When my husband had to return to work, friends came to keep me company. I instructed them to bring cake. My friend Bee arrived with small chocolate muffins. “Poo cupcakes!” she announced. “You need to poo.” I was not allowing my wound to heal because I was sitting up all day in the high-backed chair next to the incubator. I took extra, illicit doses of painkillers. In the courtyard of the hospital, I sometimes perched on a square of summer and showed photographs to whoever cared to look. There he was, two-thirds nappy. The tube in his nose. The IV going into his ankle. He was so small, so wrinkled and translucent, it was difficult to imagine he would ever resemble those other babies on the maternity ward.
There is so much I didn’t know then. I did not know that eventually we would all go home. That in the first year, I would wean him when the books said it’s OK to, because it had been been seven months of all-nighters, because I was sore and tired and I wanted to write books again. That we would return him to the hospital many times; that there would be two bouts of pneumonia, vomiting almost every night, inhalers and steroids and nebulisers. That one day he would gnaw on a piece of bread, the first and last time he would ever do that, and I would think about that piece of bread every day for the next four-and-a-half years.

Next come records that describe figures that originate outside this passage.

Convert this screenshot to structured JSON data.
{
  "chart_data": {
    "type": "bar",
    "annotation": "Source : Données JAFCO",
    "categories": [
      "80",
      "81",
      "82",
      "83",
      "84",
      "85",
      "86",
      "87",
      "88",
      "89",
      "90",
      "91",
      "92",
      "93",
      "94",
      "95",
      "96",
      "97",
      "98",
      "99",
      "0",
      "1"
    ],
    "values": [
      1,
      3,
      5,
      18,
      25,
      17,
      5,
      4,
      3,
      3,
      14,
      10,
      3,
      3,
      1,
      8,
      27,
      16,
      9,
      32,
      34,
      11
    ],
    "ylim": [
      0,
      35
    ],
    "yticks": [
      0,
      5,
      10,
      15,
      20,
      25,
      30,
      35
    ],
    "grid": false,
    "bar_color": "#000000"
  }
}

In the second year, I would start a novel, and the novel would be about a missing child. In the third year, I would find a trauma therapist. He would ask me to go back to that moment in the hospital when they wheeled me into the operating room, and while I told the story he would make me move my eyes back and forth. After 10 sessions, I would tell him I felt much better, and we would never meet again. The next therapist, Jill, would be a wonder. After a year of weekly sessions, I would casually tell her about the miscarriages, and she would suggest, tentatively, that perhaps the absence of those other babies weighs heavily on the one that survived. Might that have something to do with his refusal to eat?